Neprilysins are Type II metalloproteinases known to degrade and inactivate a number of small peptides, in particular the mammalian amyloid-β peptide (Aβ). In , several neprilysins expressed in the brain are required for middle-term (MTM) and long-term memory (LTM) in the dorsal paired medial (DPM) neurons, a pair of large neurons that broadly innervate the mushroom bodies (MB), the center of olfactory memory. These data indicate that one or several peptides need to be degraded for MTM and LTM. We have previously shown that the fly amyloid precursor protein (APPL) is required for memory in the MB. We show here that APPL is also required in adult DPM neurons for MTM and LTM formation. This finding prompted us to search for an interaction between neprilysins and Aβ (dAβ), a cleavage product of APPL. To find out whether dAβ was a neprilysin's target, we used inducible drivers to modulate neprilysin 1 (Nep1) and dAβ expression in adult DPM neurons. Experiments were conducted either in both sexes or in females.
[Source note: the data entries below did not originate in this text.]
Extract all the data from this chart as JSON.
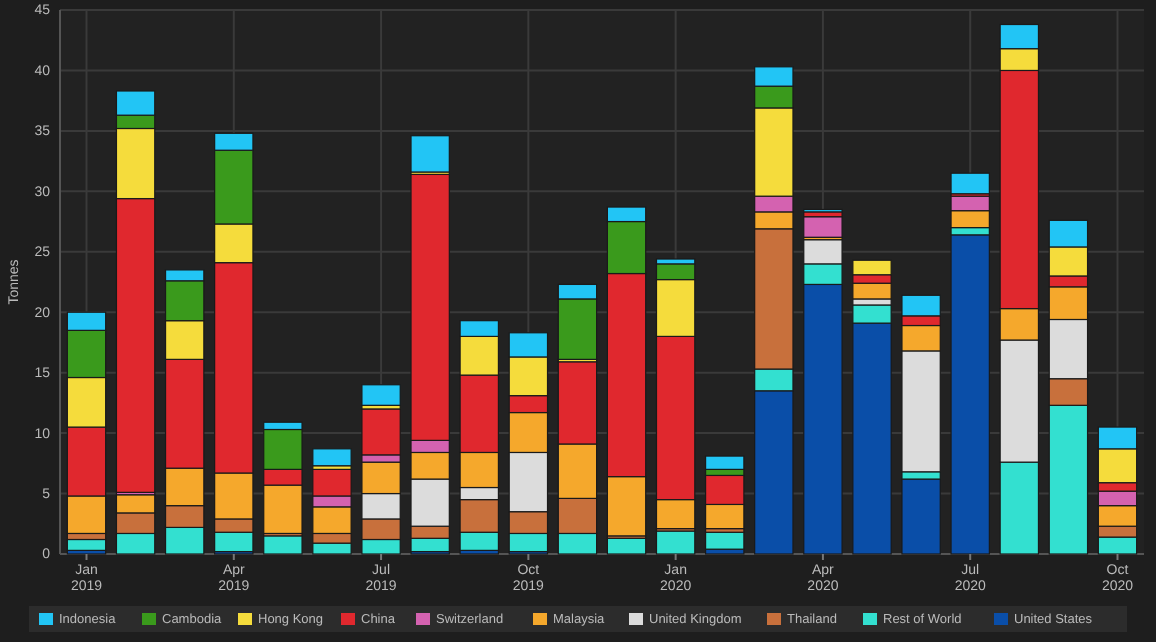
{
  "chart_data": {
    "type": "bar",
    "stacked": true,
    "ylabel": "Tonnes",
    "ylim": [
      0,
      45
    ],
    "yticks": [
      0,
      5,
      10,
      15,
      20,
      25,
      30,
      35,
      40,
      45
    ],
    "grid": true,
    "legend": "bottom",
    "categories": [
      "Jan 2019",
      null,
      null,
      "Apr 2019",
      null,
      null,
      "Jul 2019",
      null,
      null,
      "Oct 2019",
      null,
      null,
      "Jan 2020",
      null,
      null,
      "Apr 2020",
      null,
      null,
      "Jul 2020",
      null,
      null,
      "Oct 2020"
    ],
    "series": [
      {
        "name": "United States",
        "color": "#0a4ea8",
        "values": [
          0.3,
          0,
          0,
          0.2,
          0,
          0,
          0,
          0.2,
          0.3,
          0.2,
          0,
          0,
          0,
          0.4,
          13.5,
          22.3,
          19.1,
          6.2,
          26.4,
          0,
          0,
          0
        ]
      },
      {
        "name": "Rest of World",
        "color": "#33e0d0",
        "values": [
          0.9,
          1.7,
          2.2,
          1.6,
          1.5,
          0.9,
          1.2,
          1.1,
          1.5,
          1.5,
          1.7,
          1.3,
          1.9,
          1.4,
          1.8,
          1.7,
          1.5,
          0.6,
          0.6,
          7.6,
          12.3,
          1.4
        ]
      },
      {
        "name": "Thailand",
        "color": "#c8703c",
        "values": [
          0.5,
          1.7,
          1.8,
          1.1,
          0.2,
          0.8,
          1.7,
          1.0,
          2.7,
          1.8,
          2.9,
          0.2,
          0.2,
          0.3,
          11.6,
          0,
          0,
          0,
          0,
          0,
          2.2,
          0.9
        ]
      },
      {
        "name": "United Kingdom",
        "color": "#dcdcdc",
        "values": [
          0,
          0,
          0,
          0,
          0,
          0,
          2.1,
          3.9,
          1.0,
          4.9,
          0,
          0,
          0,
          0,
          0,
          2.0,
          0.5,
          10.0,
          0,
          10.1,
          4.9,
          0
        ]
      },
      {
        "name": "Malaysia",
        "color": "#f5a82c",
        "values": [
          3.1,
          1.5,
          3.1,
          3.8,
          4.0,
          2.2,
          2.6,
          2.2,
          2.9,
          3.3,
          4.5,
          4.9,
          2.4,
          2.0,
          1.4,
          0.2,
          1.3,
          2.1,
          1.4,
          2.6,
          2.7,
          1.7
        ]
      },
      {
        "name": "Switzerland",
        "color": "#d462b0",
        "values": [
          0,
          0.2,
          0,
          0,
          0,
          0.9,
          0.6,
          1.0,
          0,
          0,
          0,
          0,
          0,
          0,
          1.3,
          1.7,
          0,
          0,
          1.2,
          0,
          0,
          1.2
        ]
      },
      {
        "name": "China",
        "color": "#e0282e",
        "values": [
          5.7,
          24.3,
          9.0,
          17.4,
          1.3,
          2.2,
          3.8,
          22.0,
          6.4,
          1.4,
          6.8,
          16.8,
          13.5,
          2.4,
          0,
          0.4,
          0.7,
          0.8,
          0.2,
          19.7,
          0.9,
          0.7
        ]
      },
      {
        "name": "Hong Kong",
        "color": "#f5dc3c",
        "values": [
          4.1,
          5.8,
          3.2,
          3.2,
          0,
          0.3,
          0.3,
          0.2,
          3.2,
          3.2,
          0.2,
          0,
          4.7,
          0,
          7.3,
          0,
          1.2,
          0,
          0,
          1.8,
          2.4,
          2.8
        ]
      },
      {
        "name": "Cambodia",
        "color": "#3a9a1c",
        "values": [
          3.9,
          1.1,
          3.3,
          6.1,
          3.3,
          0,
          0,
          0,
          0,
          0,
          5.0,
          4.3,
          1.3,
          0.5,
          1.8,
          0,
          0,
          0,
          0,
          0,
          0,
          0
        ]
      },
      {
        "name": "Indonesia",
        "color": "#22c5f5",
        "values": [
          1.5,
          2.0,
          0.9,
          1.4,
          0.6,
          1.4,
          1.7,
          3.0,
          1.3,
          2.0,
          1.2,
          1.2,
          0.4,
          1.1,
          1.6,
          0.2,
          0,
          1.7,
          1.7,
          2.0,
          2.2,
          1.8
        ]
      }
    ]
  }
}
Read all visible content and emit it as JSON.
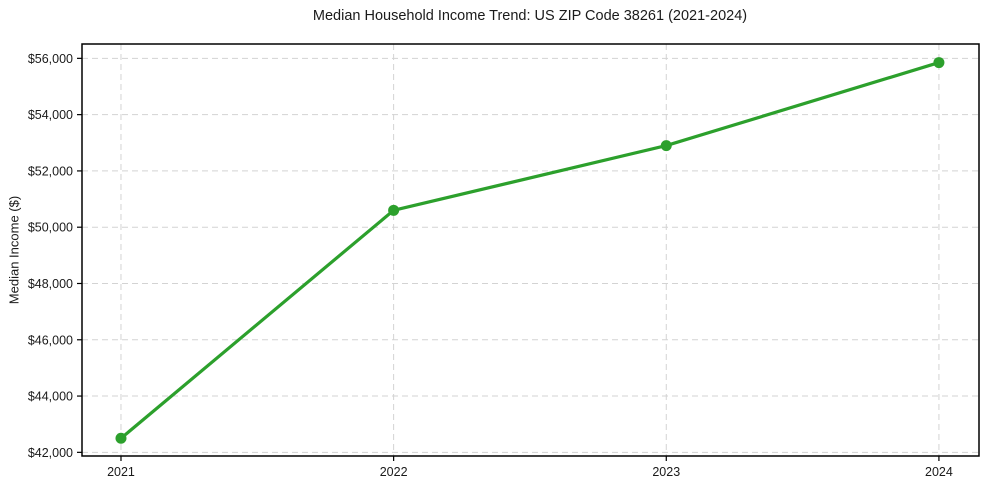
{
  "chart_data": {
    "type": "line",
    "title": "Median Household Income Trend: US ZIP Code 38261 (2021-2024)",
    "xlabel": "",
    "ylabel": "Median Income ($)",
    "x": [
      2021,
      2022,
      2023,
      2024
    ],
    "x_tick_labels": [
      "2021",
      "2022",
      "2023",
      "2024"
    ],
    "series": [
      {
        "name": "Median Household Income",
        "values": [
          42500,
          50600,
          52900,
          55850
        ]
      }
    ],
    "y_ticks": [
      42000,
      44000,
      46000,
      48000,
      50000,
      52000,
      54000,
      56000
    ],
    "y_tick_labels": [
      "$42,000",
      "$44,000",
      "$46,000",
      "$48,000",
      "$50,000",
      "$52,000",
      "$54,000",
      "$56,000"
    ],
    "xlim": [
      2020.857,
      2024.147
    ],
    "ylim": [
      41870,
      56510
    ],
    "grid": true,
    "grid_style": "dashed",
    "legend": "none",
    "colors": {
      "line": "#2ca02c",
      "marker": "#2ca02c",
      "grid": "#d3d3d3",
      "spine": "#000000",
      "text": "#1a1a1a",
      "background": "#ffffff"
    }
  }
}
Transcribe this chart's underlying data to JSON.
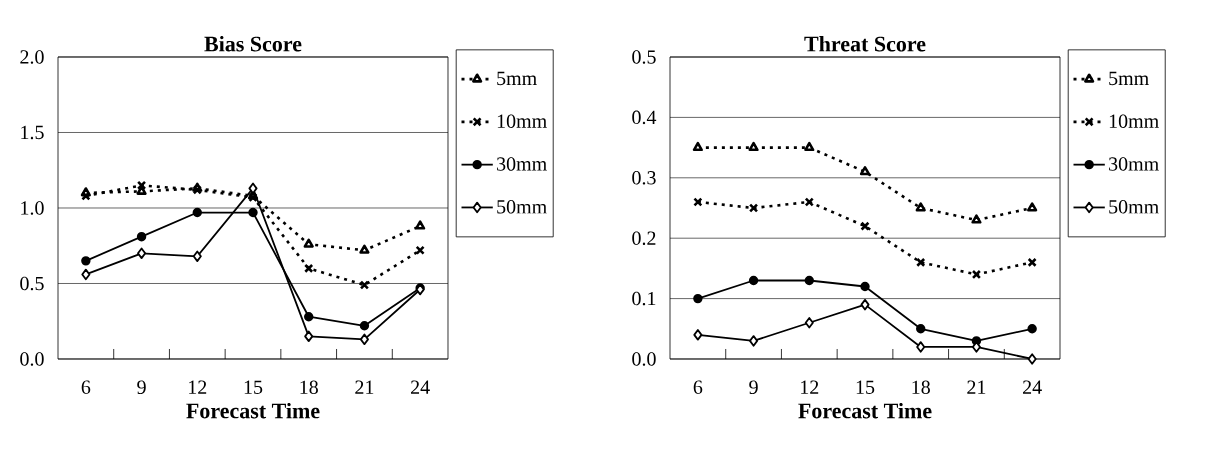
{
  "chart_data": [
    {
      "type": "line",
      "title": "Bias Score",
      "xlabel": "Forecast Time",
      "categories": [
        "6",
        "9",
        "12",
        "15",
        "18",
        "21",
        "24"
      ],
      "ylim": [
        0,
        2
      ],
      "yticks": [
        {
          "value": 0,
          "label": "0.0"
        },
        {
          "value": 0.5,
          "label": "0.5"
        },
        {
          "value": 1,
          "label": "1.0"
        },
        {
          "value": 1.5,
          "label": "1.5"
        },
        {
          "value": 2,
          "label": "2.0"
        }
      ],
      "grid": "y",
      "legend": "right",
      "series": [
        {
          "name": "5mm",
          "color": "#000000",
          "marker": "triangle",
          "line_style": "dotted",
          "values": [
            1.1,
            1.11,
            1.13,
            1.08,
            0.76,
            0.72,
            0.88
          ]
        },
        {
          "name": "10mm",
          "color": "#000000",
          "marker": "cross",
          "line_style": "dotted",
          "values": [
            1.08,
            1.15,
            1.12,
            1.07,
            0.6,
            0.49,
            0.72
          ]
        },
        {
          "name": "30mm",
          "color": "#000000",
          "marker": "circle",
          "line_style": "solid",
          "values": [
            0.65,
            0.81,
            0.97,
            0.97,
            0.28,
            0.22,
            0.47
          ]
        },
        {
          "name": "50mm",
          "color": "#000000",
          "marker": "diamond",
          "line_style": "solid",
          "values": [
            0.56,
            0.7,
            0.68,
            1.13,
            0.15,
            0.13,
            0.46
          ]
        }
      ]
    },
    {
      "type": "line",
      "title": "Threat Score",
      "xlabel": "Forecast Time",
      "categories": [
        "6",
        "9",
        "12",
        "15",
        "18",
        "21",
        "24"
      ],
      "ylim": [
        0,
        0.5
      ],
      "yticks": [
        {
          "value": 0,
          "label": "0.0"
        },
        {
          "value": 0.1,
          "label": "0.1"
        },
        {
          "value": 0.2,
          "label": "0.2"
        },
        {
          "value": 0.3,
          "label": "0.3"
        },
        {
          "value": 0.4,
          "label": "0.4"
        },
        {
          "value": 0.5,
          "label": "0.5"
        }
      ],
      "grid": "y",
      "legend": "right",
      "series": [
        {
          "name": "5mm",
          "color": "#000000",
          "marker": "triangle",
          "line_style": "dotted",
          "values": [
            0.35,
            0.35,
            0.35,
            0.31,
            0.25,
            0.23,
            0.25
          ]
        },
        {
          "name": "10mm",
          "color": "#000000",
          "marker": "cross",
          "line_style": "dotted",
          "values": [
            0.26,
            0.25,
            0.26,
            0.22,
            0.16,
            0.14,
            0.16
          ]
        },
        {
          "name": "30mm",
          "color": "#000000",
          "marker": "circle",
          "line_style": "solid",
          "values": [
            0.1,
            0.13,
            0.13,
            0.12,
            0.05,
            0.03,
            0.05
          ]
        },
        {
          "name": "50mm",
          "color": "#000000",
          "marker": "diamond",
          "line_style": "solid",
          "values": [
            0.04,
            0.03,
            0.06,
            0.09,
            0.02,
            0.02,
            0.0
          ]
        }
      ]
    }
  ]
}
We show that Nep1 inhibition makes dAβ expression detrimental to both MTM and LTM. Conversely, memory deficits displayed by dAβ-expressing flies are rescued by Nep1 overexpression. Consistent with behavioral data, biochemical analyses confirmed that Nep1 degrades dAβ. Together, our findings establish that Nep1 and dAβ expressed in DPM neurons are functionally linked for memory processes, suggesting that dAβ is a physiological target for Nep1. Neprilysins are endopeptidases known to degrade a number of small peptides and in particular the amyloid peptide. We previously showed that all four neprilysins expressed in the brain are involved in specific phases of olfactory memory. Here we show that an increase in the level of the neprilysin 1 peptidase overcomes memory deficits induced by amyloid peptide in young flies. Together, the data reveal a functional interaction between neprilysin 1 and amyloid peptide, suggesting that neprilysin 1 degrades amyloid peptide. These findings raise the possibility that, under nonpathological conditions, mammalian neprilysins degrade amyloid peptide to ensure memory formation.